The original "flag it TIER-0 to be safe" behavior is gone. TaskHound now properly recognizes the isolated/bare name, resolves it the same way Windows does, and only tags it TIER-0 if the resolution actually lands on a TIER-0 principal. False positives that drove our consultants up the wall for months: fixed. The cost: a working knowledge of why Microsoft's documentation contradicts itself, which I will never be able to un-know.

## is taskhound done?

Probably not. I lie constantly about this.

There's still a backlog. The CLI modularization is still pending. Abuse-info integration with BloodHound nodes is half-finished and stuff keeps creeping up the priority queue when I'm sleep-deprived enough to think it sounds like a fun weekend.

That said: if you find a bug, file an issue. If you find a feature gap that hurts, file an issue. I will probably fix it. I always say I won't and then I always do. It's a problem.

## thank-yous

Closing this chapter means I owe a few people:

  • SpecterOps for inviting me to SO-CON in the first place, for OpenGraph as a platform, and for the kind of community where you can lose your mind in the Slack and get useful answers within ten minutes. A couple of specific call-outs:
    • Jonas, whose QA sessions turned a rant into a talk and whose offhand "have you considered services?" cost me weeks of my life.
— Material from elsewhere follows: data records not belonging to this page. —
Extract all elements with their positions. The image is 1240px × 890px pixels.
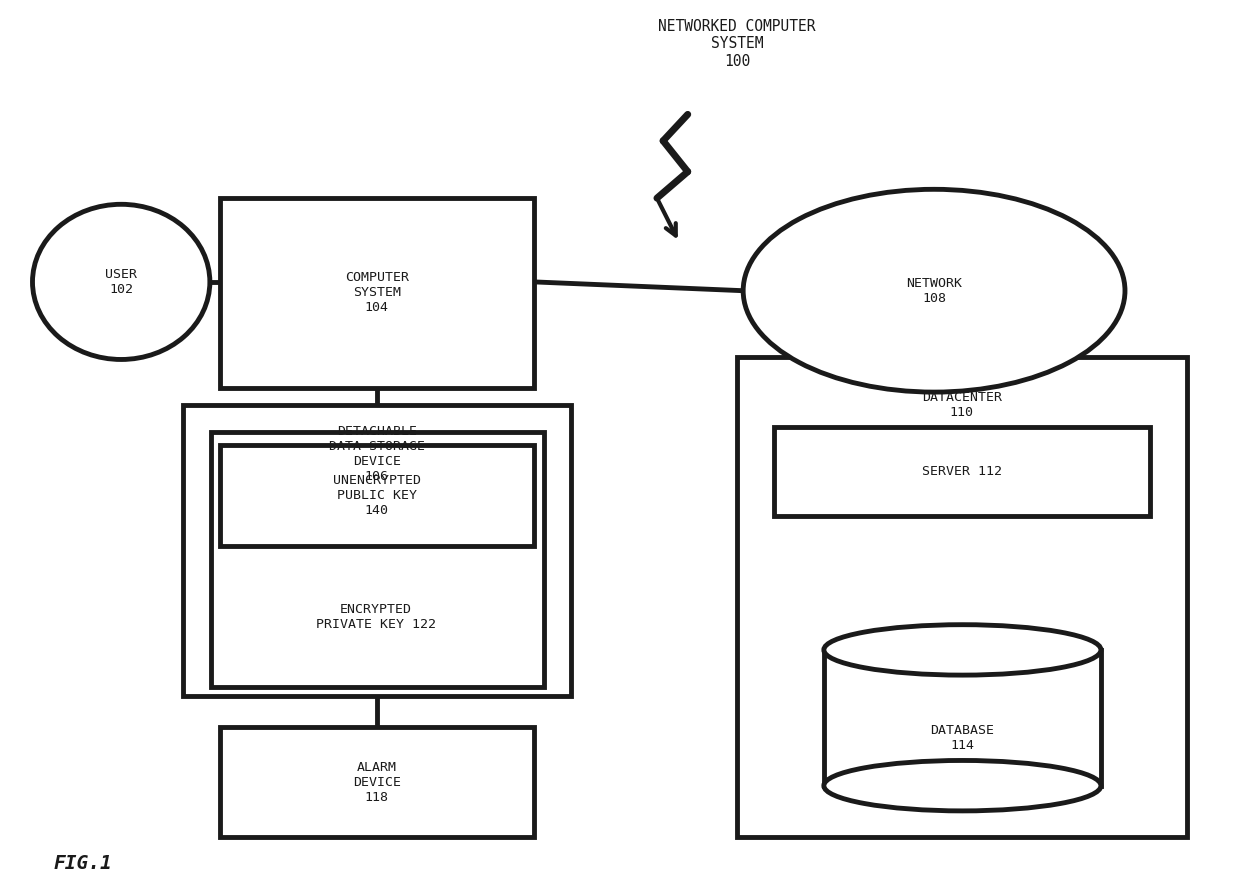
Text: DETACHABLE
DATA STORAGE
DEVICE
106: DETACHABLE DATA STORAGE DEVICE 106 bbox=[329, 425, 425, 482]
Text: ALARM
DEVICE
118: ALARM DEVICE 118 bbox=[352, 761, 401, 804]
Ellipse shape bbox=[32, 205, 210, 360]
Bar bbox=[211, 432, 543, 687]
Text: NETWORKED COMPUTER
SYSTEM
100: NETWORKED COMPUTER SYSTEM 100 bbox=[658, 19, 816, 69]
Text: COMPUTER
SYSTEM
104: COMPUTER SYSTEM 104 bbox=[345, 271, 409, 314]
Ellipse shape bbox=[823, 760, 1101, 811]
Bar bbox=[182, 405, 570, 696]
Text: NETWORK
108: NETWORK 108 bbox=[906, 277, 962, 304]
Text: ENCRYPTED
PRIVATE KEY 122: ENCRYPTED PRIVATE KEY 122 bbox=[316, 603, 436, 631]
Bar bbox=[823, 650, 1101, 786]
Text: FIG.1: FIG.1 bbox=[53, 854, 112, 872]
Text: USER
102: USER 102 bbox=[105, 268, 138, 295]
Ellipse shape bbox=[743, 190, 1125, 392]
Bar bbox=[737, 357, 1187, 837]
Text: UNENCRYPTED
PUBLIC KEY
140: UNENCRYPTED PUBLIC KEY 140 bbox=[332, 474, 420, 517]
Bar bbox=[774, 427, 1149, 515]
Ellipse shape bbox=[823, 625, 1101, 676]
Bar bbox=[219, 445, 533, 546]
Text: DATABASE
114: DATABASE 114 bbox=[930, 724, 994, 752]
Bar bbox=[219, 198, 533, 388]
Bar bbox=[219, 727, 533, 837]
Text: SERVER 112: SERVER 112 bbox=[921, 465, 1002, 478]
Text: DATACENTER
110: DATACENTER 110 bbox=[921, 392, 1002, 419]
Worth it.
    • Jared Atkinson, Justin Kohler, and the crew who turned "my hotel randomly cancelled 48 hours before the flight" into "sorted, you're staying here" within a day. I've never seen a team move that fast on a problem that wasn't theirs. Thanks!
  • The SO-CON attendees for treating a first-timer like a peer, asking good questions, and laughing at the right moments. Including the moment my VPN died and I had to freestyle stuff live. Especially that moment.
  • ProSec for the room to grow, the support the moment my session got accepted, and being the kind of company that makes this work possible. Best gig in offsec.
  • Caffeine as always.

## outro

Still no catchphrase. Maybe by Part 4. (There won't be a Part 4. Probably.)

TaskHound handles all six UserId forms now and can grab services if you like (and don't mind the SOC going bonkers). Go hunt creds :3.